UV spectra of the compounds in methanol were obtained on a UV-160A spectrophotometer (Shimadzu Corp., Kyoto, Japan). NMR spectra were recorded in CDCl₃ on a Bruker AVANCE III 400 MHz spectrometer (Bruker BioSpin GmbH, Rheinstetten, Germany) and a Bruker Avance III-500 spectrometer (Bruker BioSpin GmbH, Rheinstetten, Germany). The residual solvent signal (δ_H 7.26 ppm) for ¹H NMR spectra and the CDCl₃ carbon signal (δ_C 77.16 ppm) for ¹³C NMR spectra were used as reference values. COSY, HSQC, and HMBC experiments were performed using standard Bruker pulse programs.

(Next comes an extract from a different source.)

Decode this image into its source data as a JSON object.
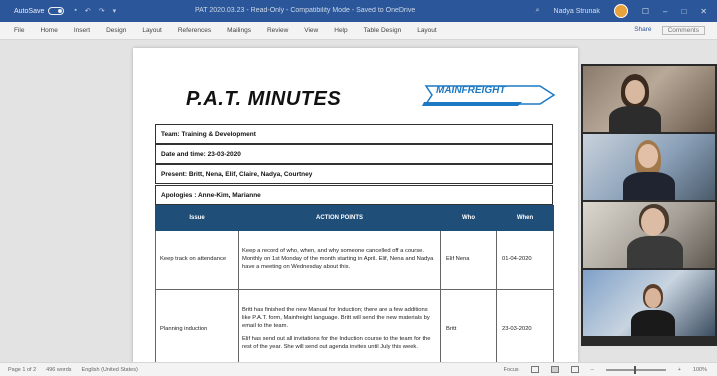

High-resolution mass spectra were obtained using a Shimadzu Nexera X2 LCMS-9030 quadrupole time-of-flight mass spectrometer (Japan) and a MaXis impact mass spectrometer (Bruker Daltonics GmbH, Rheinstetten, Germany).

Asperisocoumarin J (2): UV (MeOH) λ_max (log ε) 215 (4.04), 265 (3.75), 329 (3.42) nm; ¹H and ¹³C NMR data, see Figures S1–S5; HRESIMS m/z 301.1044 [M + Na]⁺ (calcd. for C₁₅H₁₈O₅Na 301.1046, Δ −0.8 ppm) (Figure S12, Supplementary Materials).

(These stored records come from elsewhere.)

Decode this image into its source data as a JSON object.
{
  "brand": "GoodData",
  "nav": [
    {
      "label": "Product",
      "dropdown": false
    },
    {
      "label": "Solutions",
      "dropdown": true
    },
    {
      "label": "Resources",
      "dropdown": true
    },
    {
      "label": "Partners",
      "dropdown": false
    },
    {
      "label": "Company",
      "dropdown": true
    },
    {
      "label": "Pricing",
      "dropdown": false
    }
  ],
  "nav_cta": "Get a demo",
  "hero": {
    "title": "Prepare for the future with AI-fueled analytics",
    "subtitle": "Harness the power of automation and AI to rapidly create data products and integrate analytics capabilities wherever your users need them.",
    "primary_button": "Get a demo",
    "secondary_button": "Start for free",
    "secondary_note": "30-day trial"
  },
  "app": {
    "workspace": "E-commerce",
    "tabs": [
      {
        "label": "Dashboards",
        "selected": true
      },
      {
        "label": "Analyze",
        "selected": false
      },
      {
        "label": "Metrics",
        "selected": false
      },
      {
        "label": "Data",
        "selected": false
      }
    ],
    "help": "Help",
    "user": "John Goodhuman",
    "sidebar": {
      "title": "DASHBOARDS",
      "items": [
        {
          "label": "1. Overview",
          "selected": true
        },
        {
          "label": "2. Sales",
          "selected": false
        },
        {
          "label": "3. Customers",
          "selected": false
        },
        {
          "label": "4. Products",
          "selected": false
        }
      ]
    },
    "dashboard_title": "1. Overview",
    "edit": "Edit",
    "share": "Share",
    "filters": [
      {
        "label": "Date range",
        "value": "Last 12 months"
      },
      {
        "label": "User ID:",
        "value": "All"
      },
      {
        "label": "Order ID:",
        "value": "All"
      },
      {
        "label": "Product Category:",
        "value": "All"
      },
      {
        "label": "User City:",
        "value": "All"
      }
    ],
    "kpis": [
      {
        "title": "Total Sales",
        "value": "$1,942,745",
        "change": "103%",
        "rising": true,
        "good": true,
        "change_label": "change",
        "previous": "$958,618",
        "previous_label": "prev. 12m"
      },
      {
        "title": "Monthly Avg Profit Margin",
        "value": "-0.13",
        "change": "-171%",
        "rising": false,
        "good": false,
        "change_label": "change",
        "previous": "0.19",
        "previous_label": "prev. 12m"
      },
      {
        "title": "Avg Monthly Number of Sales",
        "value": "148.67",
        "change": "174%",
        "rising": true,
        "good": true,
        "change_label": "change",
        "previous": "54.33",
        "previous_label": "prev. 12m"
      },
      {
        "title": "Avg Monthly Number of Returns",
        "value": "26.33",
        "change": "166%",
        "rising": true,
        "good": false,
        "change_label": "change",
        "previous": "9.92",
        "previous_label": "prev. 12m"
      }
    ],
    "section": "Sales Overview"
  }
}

Asperisocoumarin K (3): UV (MeOH) λ_max (log ε) 214 (4.16), 291 (3.81), 331 (3.06) nm; ¹H and ¹³C NMR data, see Figures S6–S11; HRESIMS m/z 261.1120 [M + H]⁺ (calcd. for C₁₅H₁₇O₄ 261.1121, Δ −0.5 ppm) (Figure S13, Supplementary Materials).

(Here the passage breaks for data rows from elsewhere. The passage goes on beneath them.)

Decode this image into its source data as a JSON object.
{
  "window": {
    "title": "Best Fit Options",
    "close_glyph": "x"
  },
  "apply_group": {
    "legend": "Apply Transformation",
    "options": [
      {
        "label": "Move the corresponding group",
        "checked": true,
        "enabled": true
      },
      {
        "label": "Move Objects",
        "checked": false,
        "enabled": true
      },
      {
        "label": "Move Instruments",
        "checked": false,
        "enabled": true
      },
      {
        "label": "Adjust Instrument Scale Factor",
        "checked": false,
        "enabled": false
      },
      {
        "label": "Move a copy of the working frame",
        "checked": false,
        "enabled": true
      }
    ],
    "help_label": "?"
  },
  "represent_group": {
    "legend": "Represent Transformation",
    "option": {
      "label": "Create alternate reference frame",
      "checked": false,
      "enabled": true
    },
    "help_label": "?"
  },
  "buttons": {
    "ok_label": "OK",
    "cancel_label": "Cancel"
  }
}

5.5. Evaluation of Biological Activity

The antimicrobial activity of desferritriacetylfusigen (1), asperisocoumarin J (2), and asperisocoumarin K (3) at a concentration of 500 μg per disk was studied against three microorganisms: Bacillus subtilis (ATCC 6633), Escherichia coli (ATCC 25922), and the yeast Candida albicans (NCPF 3179) using the disk diffusion method [31,32].

The phytotoxic activity of the isolated compounds was evaluated by growth inhibitory assay using lettuce (Lactuca sativa) seeds at a concentration of 500 μg/mL, and by leaf-puncture assay using leaf discs of perennial sowthistle (Sonchus arvensis) and leaf segments of common wheat (Triticum aestivum) at concentration of 1 and 5 mg/mL as previously described [31,32].

Pesticide likeness of the metabolites was assessed using the online resource Pesti-DGI-Net [11].

5.6. Statistical Analysis

The data obtained were subjected to various statistical procedures, including calculation of mean and standard error, using Excel for Windows 16.0.